If any of these interactions are confusing, inconvenient, or unreliable, customers' perception of effort rises.
The relationship between CES and customer loyalty
At its core, the Customer Effort Score helps predict customer loyalty. According to Gartner, 91% of customers who have an effortless experience will buy from that company again. Plus, easy interactions drive positive word-of-mouth referrals.
The reverse is equally true. Research shows that 96% of dissatisfied customers will leave and not come back. A high-effort experience damages lifetime customer value and advocacy.
Common pitfalls when measuring CES
A few words of caution when integrating CES surveys:
As with any customer survey, be careful not to view CES data in a vacuum or emphasise it too heavily over other metrics. Some industries or products naturally have a higher baseline of effort. Supplement CES insights with related data like NPS, CSAT, churn rate, and lifetime value.
Additionally, don't simply collect CES data—act on it! Survey scores mean little if you don't course-correct based on feedback. Develop an action plan for addressing weak spots and have teams set goals around reducing customer effort quarter-over-quarter.
Best practices for implementing CES surveys
Ready to roll out CES surveys of your own? Here are a few best practices to set you up for success. Note that tools like SmartSurvey can help you with each of these best practices.
- Timing and frequency: Send CES surveys immediately following a customer interaction while details are fresh. Conduct surveys regularly rather than just annually or quarterly.
- Effective design: Frame questions clearly and make scales easy to understand. Consider both general and interaction-specific CES questions.
- Analysis and actions: Don't just monitor overall CES trends—dig into sub-groups, departments, and touchpoints. Identify priority areas for reducing customer effort based on data.
- Integration: Layer CES with other survey types like NPS and CSAT for 360-degree customer insight.
Wrapping up
Let's bring it all together. Measuring your Customer Effort Score is a great way to see how easy (or hard) it is for people to do business with you. And the easier you make things, the happier your customers will be.
Where customers are concerned, there is always room to improve. And if your CES isn't where you want it to be right now, you've got plenty of ways to make things better. Focus on smoothing out those customer interactions, and you'll be on your way to a higher CES in no time.
Key takeaways
Importance of Customer Effort Score: The CES is a critical metric that measures the ease with which customers can resolve issues or accomplish tasks with a business. A lower effort indicates a smoother experience, leading to higher customer satisfaction and loyalty.

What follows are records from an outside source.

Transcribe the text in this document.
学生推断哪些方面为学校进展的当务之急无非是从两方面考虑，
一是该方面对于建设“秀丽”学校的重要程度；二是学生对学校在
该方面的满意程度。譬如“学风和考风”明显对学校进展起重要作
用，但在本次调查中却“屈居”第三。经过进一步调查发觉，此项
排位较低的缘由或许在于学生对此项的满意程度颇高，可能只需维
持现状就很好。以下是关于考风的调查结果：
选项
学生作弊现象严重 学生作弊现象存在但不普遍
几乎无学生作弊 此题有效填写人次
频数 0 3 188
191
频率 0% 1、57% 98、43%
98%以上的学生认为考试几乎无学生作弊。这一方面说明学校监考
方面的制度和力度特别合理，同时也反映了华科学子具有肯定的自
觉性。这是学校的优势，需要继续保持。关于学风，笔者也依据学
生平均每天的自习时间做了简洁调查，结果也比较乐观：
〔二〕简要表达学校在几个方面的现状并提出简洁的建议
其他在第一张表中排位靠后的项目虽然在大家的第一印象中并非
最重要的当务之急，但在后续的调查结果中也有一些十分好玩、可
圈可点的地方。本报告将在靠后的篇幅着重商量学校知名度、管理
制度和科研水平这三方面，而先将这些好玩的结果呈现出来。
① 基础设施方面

Difference from other metrics: CES is distinct from other customer metrics like Net Promoter Score (NPS) and Customer Satisfaction (CSAT). While NPS measures customer loyalty and CSAT measures overall happiness, CES specifically focuses on the ease of customer interactions.
Calculation of CES: CES is typically measured through customer surveys where respondents rate their recent experience on a scale, often from 1 to 7. The scores are averaged to produce the final CES, with a higher score indicating less effort required from customers.
What constitutes a 'good' CES: A good CES usually falls within the range of 5 to 6 on a 7-point scale. Scores below 5 suggest customers are facing too much difficulty, potentially leading to dissatisfaction and negative reviews.
Factors influencing CES: Several factors affect CES, including the responsiveness and efficiency of customer service, the quality and usability of products or services, and the simplicity of interactions throughout the customer journey, such as billing, support, and website navigation.
Strategies to improve CES: Businesses can improve their CES by enhancing customer support channels, simplifying processes, proactively communicating to resolve issues, training staff to reduce friction, and leveraging technology to streamline interactions. These efforts can lead to higher customer loyalty and positive word-of-mouth referrals.